The ubiquitin-protein ligase (E3), hRPF1/Nedd4, is a component of the ubiquitin-proteasome pathway responsible for substrate recognition and specificity. Although previously characterized as a regulator of the stability of cytoplasmic proteins, hRPF1/Nedd4 has also been suggested to have a role in the nucleus.
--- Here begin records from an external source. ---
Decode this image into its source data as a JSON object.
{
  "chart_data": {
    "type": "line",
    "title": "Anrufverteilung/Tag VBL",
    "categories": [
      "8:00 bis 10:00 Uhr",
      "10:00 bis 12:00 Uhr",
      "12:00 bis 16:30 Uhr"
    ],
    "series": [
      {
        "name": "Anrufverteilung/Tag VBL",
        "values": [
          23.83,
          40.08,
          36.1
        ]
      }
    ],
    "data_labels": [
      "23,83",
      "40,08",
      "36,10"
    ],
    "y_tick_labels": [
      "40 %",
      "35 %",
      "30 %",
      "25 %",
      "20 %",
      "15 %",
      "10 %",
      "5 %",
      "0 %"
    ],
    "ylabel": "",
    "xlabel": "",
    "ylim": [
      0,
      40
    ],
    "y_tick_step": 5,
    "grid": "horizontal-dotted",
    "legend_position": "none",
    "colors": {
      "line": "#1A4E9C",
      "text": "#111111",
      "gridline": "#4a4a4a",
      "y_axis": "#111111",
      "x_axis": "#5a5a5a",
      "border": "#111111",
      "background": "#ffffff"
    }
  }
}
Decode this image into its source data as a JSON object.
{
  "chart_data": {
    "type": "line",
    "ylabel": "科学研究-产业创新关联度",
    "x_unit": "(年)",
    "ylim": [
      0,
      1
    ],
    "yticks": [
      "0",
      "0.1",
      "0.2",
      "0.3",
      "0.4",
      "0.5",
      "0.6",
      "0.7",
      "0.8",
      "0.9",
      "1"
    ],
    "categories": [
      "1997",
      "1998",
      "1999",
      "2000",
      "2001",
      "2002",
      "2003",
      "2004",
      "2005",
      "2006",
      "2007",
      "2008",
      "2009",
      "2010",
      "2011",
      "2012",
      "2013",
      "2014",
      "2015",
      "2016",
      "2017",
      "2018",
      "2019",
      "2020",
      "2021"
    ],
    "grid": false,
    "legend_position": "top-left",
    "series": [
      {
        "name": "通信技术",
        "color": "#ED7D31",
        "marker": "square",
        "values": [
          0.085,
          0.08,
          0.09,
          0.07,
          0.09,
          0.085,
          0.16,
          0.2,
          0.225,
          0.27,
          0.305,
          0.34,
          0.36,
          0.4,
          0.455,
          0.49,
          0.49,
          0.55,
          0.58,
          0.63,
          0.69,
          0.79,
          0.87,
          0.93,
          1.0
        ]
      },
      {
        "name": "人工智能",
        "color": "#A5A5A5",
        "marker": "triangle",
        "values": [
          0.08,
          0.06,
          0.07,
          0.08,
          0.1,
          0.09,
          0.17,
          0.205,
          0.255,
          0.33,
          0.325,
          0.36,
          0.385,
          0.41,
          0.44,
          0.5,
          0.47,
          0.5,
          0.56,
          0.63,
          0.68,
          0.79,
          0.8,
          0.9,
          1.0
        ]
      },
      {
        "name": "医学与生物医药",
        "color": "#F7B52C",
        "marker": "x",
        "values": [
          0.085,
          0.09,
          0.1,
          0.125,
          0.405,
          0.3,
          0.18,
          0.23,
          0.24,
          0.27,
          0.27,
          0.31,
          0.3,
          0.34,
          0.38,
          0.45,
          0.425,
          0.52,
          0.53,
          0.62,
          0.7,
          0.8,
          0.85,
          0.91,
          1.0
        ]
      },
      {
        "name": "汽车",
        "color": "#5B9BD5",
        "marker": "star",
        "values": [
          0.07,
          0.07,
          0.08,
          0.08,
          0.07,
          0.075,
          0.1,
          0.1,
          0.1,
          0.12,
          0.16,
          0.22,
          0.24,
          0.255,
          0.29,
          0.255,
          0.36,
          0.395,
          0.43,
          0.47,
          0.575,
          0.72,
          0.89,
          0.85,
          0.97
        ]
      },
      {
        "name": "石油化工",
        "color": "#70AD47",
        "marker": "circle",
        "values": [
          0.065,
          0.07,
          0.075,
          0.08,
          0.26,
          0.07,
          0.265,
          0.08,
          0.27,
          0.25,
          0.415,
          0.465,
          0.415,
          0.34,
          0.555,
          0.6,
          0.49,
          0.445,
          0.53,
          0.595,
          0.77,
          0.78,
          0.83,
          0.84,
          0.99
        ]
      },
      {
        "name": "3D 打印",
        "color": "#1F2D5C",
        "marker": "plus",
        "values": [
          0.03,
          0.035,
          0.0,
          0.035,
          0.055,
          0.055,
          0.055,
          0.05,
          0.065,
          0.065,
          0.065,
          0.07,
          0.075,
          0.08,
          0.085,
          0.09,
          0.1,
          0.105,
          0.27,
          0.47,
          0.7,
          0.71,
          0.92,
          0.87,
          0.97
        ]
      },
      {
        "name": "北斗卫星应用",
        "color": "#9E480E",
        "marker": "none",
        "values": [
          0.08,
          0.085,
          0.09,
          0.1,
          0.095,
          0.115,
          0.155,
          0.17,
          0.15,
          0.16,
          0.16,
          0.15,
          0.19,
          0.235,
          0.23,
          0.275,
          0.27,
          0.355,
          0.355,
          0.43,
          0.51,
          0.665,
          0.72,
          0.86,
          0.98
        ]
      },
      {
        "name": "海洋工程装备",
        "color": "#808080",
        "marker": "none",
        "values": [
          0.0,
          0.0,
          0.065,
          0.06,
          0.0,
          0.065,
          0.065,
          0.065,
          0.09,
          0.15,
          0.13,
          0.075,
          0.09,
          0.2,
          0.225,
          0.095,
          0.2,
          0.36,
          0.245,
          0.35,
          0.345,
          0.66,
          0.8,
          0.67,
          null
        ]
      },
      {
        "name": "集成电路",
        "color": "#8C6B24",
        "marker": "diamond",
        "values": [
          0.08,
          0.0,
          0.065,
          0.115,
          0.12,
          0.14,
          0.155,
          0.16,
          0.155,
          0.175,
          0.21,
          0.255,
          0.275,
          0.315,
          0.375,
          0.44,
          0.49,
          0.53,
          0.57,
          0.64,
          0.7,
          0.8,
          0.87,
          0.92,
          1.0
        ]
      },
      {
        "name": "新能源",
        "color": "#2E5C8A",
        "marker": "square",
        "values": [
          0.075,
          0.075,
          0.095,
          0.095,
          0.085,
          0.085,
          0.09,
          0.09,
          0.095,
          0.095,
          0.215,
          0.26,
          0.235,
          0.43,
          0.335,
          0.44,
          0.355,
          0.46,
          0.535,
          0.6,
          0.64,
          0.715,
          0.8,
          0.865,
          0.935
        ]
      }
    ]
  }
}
However, in light of the cytoplasmic localization of hRPF1/Nedd4, it is unclear whether bona fide nuclear substrates of hRPF1/Nedd4 exist, and if so, what mechanism may allow a cytoplasmic ubiquitin ligase to manifest nuclear activity. Our search for nuclear substrates led to the identification of the human proline-rich transcript, brain-expressed (hPRTB) protein, the ubiquitination and degradation of which is regulated by hRPF1/Nedd4. Interestingly, hPRTB colocalizes with the splicing factor SC35 in nuclear speckles. Finally, we demonstrate that hRPF1/Nedd4 is indeed capable of entering the nucleus; however, the presence of a functional Rev-like nuclear export sequence in hRPF1/Nedd4 ensures a predominant cytoplasmic localization. Cumulatively, these findings highlight a nuclear role for the ubiquitin ligase hRPF1/Nedd4 and underscore cytoplasmic/nuclear localization as an important regulatory component of hRPF1/Nedd4-substrate recognition.